Sombras de tinta

undécimo: el laberinto de la escritoria II

La luz de la luna y el zumbido del aire acondicionado me arrullan en la noche más calurosa del año. Puedo escuchar claramente los latidos acelerados de mi corazón mientras intento concentrarme en el esplendor de la luna, con la esperanza de lograr unas horas de sueño antes del amanecer.

Han pasado cuatro noches desde que llegué y, en ninguna he dormido. Los días transcurren de manera lenta, los mismos autos pasan y los perros ladran a los dos gatos del barrio cuando los ven desde la ventana. El sofocante calor quema mis regordetes cachetes a pesar de estar dentro la casa y, el cuello se me inunda de sudor. Lucho para espantar los enormes mosquitos que dejan un ardor en la piel que solo pueda ser calmado con el alcohol que atesoro en la mesita de noche.

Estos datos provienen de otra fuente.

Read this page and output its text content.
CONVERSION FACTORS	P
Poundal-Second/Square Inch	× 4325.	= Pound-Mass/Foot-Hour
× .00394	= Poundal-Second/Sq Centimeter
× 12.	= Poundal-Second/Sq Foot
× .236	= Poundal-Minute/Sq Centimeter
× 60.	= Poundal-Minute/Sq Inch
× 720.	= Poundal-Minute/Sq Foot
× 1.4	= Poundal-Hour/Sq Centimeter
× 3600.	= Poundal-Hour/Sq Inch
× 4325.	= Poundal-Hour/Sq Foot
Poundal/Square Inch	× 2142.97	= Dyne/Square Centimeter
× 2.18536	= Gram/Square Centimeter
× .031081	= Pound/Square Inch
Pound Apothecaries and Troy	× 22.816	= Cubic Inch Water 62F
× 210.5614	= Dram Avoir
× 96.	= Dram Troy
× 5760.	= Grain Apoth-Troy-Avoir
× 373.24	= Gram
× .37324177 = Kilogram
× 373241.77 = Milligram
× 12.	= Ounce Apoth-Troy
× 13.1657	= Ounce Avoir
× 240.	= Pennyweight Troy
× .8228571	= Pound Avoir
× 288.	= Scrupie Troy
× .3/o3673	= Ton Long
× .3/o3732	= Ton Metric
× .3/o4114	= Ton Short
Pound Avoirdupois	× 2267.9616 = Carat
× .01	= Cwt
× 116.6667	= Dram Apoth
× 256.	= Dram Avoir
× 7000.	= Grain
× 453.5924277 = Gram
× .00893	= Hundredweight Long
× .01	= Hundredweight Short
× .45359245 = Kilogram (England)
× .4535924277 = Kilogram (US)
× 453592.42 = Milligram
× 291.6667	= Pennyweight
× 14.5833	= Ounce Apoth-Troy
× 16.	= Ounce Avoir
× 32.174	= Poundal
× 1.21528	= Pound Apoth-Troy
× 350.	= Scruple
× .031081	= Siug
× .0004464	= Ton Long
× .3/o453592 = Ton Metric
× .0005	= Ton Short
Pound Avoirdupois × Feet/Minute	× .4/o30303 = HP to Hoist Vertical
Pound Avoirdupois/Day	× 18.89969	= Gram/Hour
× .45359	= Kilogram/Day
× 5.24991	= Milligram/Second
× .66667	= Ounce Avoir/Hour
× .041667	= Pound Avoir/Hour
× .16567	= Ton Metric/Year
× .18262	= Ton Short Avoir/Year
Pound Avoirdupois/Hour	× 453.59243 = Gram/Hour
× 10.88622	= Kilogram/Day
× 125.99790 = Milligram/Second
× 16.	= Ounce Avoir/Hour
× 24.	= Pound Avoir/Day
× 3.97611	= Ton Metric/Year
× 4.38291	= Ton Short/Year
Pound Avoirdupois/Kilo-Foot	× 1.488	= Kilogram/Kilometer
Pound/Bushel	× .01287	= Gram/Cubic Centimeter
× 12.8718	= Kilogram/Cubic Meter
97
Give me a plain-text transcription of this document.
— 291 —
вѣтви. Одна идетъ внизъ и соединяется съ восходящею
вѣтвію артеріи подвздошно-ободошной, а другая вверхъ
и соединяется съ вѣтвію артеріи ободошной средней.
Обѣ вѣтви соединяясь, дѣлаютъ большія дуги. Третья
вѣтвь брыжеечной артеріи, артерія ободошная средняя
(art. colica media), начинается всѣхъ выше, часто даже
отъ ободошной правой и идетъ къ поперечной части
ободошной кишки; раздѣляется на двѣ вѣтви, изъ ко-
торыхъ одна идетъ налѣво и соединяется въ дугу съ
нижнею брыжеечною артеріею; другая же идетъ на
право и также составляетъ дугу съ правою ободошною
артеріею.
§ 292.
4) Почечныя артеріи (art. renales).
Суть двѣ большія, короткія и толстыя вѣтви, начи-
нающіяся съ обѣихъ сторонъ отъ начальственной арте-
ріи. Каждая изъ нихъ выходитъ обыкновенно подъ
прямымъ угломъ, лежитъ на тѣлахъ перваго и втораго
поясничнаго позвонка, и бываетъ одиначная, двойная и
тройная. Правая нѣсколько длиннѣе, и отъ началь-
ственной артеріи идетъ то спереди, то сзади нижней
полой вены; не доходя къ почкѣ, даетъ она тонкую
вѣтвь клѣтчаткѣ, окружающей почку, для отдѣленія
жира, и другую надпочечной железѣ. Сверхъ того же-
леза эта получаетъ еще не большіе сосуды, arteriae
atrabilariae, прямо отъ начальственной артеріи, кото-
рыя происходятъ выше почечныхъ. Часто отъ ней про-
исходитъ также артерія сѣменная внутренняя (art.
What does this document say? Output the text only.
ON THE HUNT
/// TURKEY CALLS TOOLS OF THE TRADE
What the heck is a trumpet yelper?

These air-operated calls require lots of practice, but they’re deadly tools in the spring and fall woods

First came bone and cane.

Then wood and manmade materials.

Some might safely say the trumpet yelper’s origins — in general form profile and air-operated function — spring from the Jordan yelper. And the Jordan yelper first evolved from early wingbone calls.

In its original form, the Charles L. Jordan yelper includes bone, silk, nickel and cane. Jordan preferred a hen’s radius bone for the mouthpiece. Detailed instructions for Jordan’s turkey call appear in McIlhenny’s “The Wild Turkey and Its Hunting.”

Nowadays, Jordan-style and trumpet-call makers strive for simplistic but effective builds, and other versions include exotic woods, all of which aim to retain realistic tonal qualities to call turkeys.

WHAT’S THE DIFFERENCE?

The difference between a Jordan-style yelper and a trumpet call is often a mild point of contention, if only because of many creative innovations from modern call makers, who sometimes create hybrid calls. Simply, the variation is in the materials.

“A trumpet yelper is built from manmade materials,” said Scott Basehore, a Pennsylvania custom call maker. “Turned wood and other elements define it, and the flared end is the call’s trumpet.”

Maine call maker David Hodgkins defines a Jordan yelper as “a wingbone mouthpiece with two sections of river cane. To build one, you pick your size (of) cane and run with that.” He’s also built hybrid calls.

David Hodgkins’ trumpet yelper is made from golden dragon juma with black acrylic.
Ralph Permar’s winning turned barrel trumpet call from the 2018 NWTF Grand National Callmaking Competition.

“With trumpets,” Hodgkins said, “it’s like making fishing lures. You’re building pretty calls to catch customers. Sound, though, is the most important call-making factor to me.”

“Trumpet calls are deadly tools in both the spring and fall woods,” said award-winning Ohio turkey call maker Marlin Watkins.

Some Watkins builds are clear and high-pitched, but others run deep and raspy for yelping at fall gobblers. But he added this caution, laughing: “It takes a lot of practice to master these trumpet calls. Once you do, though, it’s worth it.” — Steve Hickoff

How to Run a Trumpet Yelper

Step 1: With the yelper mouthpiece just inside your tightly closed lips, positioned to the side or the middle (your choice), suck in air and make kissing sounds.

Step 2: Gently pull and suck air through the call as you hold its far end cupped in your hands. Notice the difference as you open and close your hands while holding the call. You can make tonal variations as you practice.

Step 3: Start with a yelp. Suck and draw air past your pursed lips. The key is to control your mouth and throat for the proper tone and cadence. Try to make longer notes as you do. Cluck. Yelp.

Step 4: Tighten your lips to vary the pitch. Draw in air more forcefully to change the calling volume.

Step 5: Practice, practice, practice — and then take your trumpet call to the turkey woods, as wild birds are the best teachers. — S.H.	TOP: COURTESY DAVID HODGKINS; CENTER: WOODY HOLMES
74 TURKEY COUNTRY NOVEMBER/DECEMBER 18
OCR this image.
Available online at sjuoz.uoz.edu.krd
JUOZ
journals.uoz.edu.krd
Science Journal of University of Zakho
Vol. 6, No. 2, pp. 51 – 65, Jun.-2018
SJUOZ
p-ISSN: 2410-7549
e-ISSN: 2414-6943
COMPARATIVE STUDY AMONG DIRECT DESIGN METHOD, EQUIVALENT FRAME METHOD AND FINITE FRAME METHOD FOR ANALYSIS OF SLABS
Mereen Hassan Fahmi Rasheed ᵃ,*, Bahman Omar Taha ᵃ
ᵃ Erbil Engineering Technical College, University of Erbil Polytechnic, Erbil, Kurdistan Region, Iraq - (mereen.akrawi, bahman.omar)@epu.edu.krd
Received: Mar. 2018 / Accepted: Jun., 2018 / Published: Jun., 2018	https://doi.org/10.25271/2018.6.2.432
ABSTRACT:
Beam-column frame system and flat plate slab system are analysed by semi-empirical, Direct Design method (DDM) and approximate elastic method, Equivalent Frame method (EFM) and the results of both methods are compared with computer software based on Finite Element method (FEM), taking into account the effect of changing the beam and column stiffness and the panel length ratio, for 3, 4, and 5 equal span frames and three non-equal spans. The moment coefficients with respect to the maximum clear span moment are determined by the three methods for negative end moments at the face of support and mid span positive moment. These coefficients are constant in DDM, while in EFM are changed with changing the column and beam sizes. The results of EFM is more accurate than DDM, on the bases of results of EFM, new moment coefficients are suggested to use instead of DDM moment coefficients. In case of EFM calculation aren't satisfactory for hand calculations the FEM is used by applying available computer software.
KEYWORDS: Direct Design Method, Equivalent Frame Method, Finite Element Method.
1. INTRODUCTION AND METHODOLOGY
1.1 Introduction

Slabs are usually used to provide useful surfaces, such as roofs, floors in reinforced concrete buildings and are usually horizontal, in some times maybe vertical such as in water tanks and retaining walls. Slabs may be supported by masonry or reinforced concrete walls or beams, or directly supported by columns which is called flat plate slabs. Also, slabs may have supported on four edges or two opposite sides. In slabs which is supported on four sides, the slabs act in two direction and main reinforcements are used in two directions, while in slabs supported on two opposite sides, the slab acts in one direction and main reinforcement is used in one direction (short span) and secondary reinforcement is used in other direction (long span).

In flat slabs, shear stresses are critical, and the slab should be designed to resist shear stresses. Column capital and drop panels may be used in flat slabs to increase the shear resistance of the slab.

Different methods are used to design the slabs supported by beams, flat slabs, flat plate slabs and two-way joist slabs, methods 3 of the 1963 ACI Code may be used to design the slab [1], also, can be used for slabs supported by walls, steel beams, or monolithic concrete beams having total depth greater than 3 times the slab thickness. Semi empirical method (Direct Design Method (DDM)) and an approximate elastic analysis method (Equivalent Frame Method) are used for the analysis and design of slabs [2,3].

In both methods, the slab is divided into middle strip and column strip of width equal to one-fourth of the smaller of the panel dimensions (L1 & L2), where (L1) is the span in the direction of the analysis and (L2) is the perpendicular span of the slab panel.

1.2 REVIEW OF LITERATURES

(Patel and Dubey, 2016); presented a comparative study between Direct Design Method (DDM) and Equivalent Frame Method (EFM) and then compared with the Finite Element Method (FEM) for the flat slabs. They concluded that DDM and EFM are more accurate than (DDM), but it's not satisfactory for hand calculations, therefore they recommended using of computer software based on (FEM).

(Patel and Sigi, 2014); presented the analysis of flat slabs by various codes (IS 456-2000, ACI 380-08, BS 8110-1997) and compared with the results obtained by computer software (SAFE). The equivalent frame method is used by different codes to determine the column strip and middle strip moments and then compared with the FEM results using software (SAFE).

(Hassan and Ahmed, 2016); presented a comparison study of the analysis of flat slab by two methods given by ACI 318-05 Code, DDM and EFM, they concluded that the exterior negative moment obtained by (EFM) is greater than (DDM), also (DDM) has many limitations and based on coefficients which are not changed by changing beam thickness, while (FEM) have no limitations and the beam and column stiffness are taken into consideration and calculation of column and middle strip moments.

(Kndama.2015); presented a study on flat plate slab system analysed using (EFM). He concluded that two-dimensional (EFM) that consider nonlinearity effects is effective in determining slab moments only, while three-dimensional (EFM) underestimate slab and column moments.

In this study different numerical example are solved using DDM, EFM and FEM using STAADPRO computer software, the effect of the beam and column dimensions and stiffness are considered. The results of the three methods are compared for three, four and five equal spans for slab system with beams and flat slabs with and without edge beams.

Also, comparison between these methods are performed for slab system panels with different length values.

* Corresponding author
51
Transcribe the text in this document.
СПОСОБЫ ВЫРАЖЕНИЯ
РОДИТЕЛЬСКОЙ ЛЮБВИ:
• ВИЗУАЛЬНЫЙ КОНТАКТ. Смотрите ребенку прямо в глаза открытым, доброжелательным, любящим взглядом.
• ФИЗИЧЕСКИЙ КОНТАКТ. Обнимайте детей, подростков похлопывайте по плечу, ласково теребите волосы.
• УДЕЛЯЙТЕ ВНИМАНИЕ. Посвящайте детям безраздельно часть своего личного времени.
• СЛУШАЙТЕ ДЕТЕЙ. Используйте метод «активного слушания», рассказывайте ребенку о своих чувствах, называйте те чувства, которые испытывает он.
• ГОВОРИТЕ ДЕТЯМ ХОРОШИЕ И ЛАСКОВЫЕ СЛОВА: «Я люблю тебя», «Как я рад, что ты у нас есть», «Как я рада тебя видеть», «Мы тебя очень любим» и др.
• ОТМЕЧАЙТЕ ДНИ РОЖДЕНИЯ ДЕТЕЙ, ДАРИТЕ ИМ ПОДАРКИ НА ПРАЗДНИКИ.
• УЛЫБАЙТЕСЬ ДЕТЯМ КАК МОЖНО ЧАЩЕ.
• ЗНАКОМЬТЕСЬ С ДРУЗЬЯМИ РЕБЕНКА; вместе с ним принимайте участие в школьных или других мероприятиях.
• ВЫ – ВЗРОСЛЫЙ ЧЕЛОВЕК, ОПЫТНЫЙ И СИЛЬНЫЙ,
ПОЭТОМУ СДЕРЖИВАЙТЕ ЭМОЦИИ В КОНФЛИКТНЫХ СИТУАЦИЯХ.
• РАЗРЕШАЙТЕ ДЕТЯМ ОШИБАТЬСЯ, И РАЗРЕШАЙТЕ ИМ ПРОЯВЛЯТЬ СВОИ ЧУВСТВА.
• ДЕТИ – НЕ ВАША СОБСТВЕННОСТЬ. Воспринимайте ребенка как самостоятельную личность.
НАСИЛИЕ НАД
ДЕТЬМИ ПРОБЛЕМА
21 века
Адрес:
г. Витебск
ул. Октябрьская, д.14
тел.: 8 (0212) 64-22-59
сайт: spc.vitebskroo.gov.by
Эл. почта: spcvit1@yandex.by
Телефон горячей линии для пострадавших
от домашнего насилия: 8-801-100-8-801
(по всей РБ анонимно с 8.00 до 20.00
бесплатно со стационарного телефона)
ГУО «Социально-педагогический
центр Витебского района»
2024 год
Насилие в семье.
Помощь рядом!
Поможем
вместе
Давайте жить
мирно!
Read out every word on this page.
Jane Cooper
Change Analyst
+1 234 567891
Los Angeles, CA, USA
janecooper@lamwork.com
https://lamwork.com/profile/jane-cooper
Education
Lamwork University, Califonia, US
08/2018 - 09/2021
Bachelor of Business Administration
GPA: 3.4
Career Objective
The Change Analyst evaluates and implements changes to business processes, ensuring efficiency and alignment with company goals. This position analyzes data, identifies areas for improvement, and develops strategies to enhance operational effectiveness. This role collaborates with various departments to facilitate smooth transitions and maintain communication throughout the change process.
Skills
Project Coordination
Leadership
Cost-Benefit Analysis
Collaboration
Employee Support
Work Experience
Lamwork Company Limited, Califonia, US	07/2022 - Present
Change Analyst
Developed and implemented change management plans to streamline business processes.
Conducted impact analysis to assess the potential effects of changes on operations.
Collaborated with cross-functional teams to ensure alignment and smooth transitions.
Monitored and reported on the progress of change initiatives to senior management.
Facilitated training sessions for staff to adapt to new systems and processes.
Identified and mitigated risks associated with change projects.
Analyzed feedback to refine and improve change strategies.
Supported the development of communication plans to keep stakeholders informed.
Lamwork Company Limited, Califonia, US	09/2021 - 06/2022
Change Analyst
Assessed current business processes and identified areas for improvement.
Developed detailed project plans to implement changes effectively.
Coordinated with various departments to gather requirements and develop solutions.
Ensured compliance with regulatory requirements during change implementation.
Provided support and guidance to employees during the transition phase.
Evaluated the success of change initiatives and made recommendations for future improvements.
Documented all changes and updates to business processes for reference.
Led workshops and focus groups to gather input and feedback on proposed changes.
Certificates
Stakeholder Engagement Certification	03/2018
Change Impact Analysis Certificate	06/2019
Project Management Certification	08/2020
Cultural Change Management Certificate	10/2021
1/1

Con la soledad como compañera y una habitación blanca con olor frutal, recuerdo como de niña daba saltos por las calles y rodaba en la bicicleta rosada que me obsequió mi madre a los ochos años. Los otros niños de la cuadra me retaban a hacer carreras hasta la casa del viejo Rafael. El octogenario detestaba a los infantes y a sus travesuras que terminaban con sus flores arrancadas o destruidas con las llantas. En retrospectiva, eso era parte de nuestros juegos: molestar al pobre anciano que terminaba dando las quejas a los agotados padres de los pequeños monstruos que le hacían la vida imposible.

Mi abuela, delgada como un palillo, solía amonestarme por molestar al viejo Rafael y me obligaba a entrar a la casa para tomar una ducha y cenar antes de que mi madre llegará del trabajo. Cada vez que nos sentábamos a la mesa, me contaba alguna anécdota de su juventud o relataba historias que había aprendido de sus padres, siempre llenas de sabiduría y con mensajes que daban vueltas en mi cabeza por días. 0

– Ser amado por la luna es que te conceda un deseo– me dijo una vez mientras comíamos. En ese momento, no entendía por qué decía eso ni la fuerza detrás de sus palabras. ¿Por qué la luna, en su lejanía e independencia, se importaría por los anhelos de una niña?

En esta noche calurosa, y con el alma en soledad, recito mi deseo más profundo, ese anhelo secreto que consume mis entrañas y teje telarañas en mi mente. No lo vocalizo. Repito el deseo como un mantra hasta cansarme. Y, por milagro celestial, cierro los ojos hasta el siguiente día.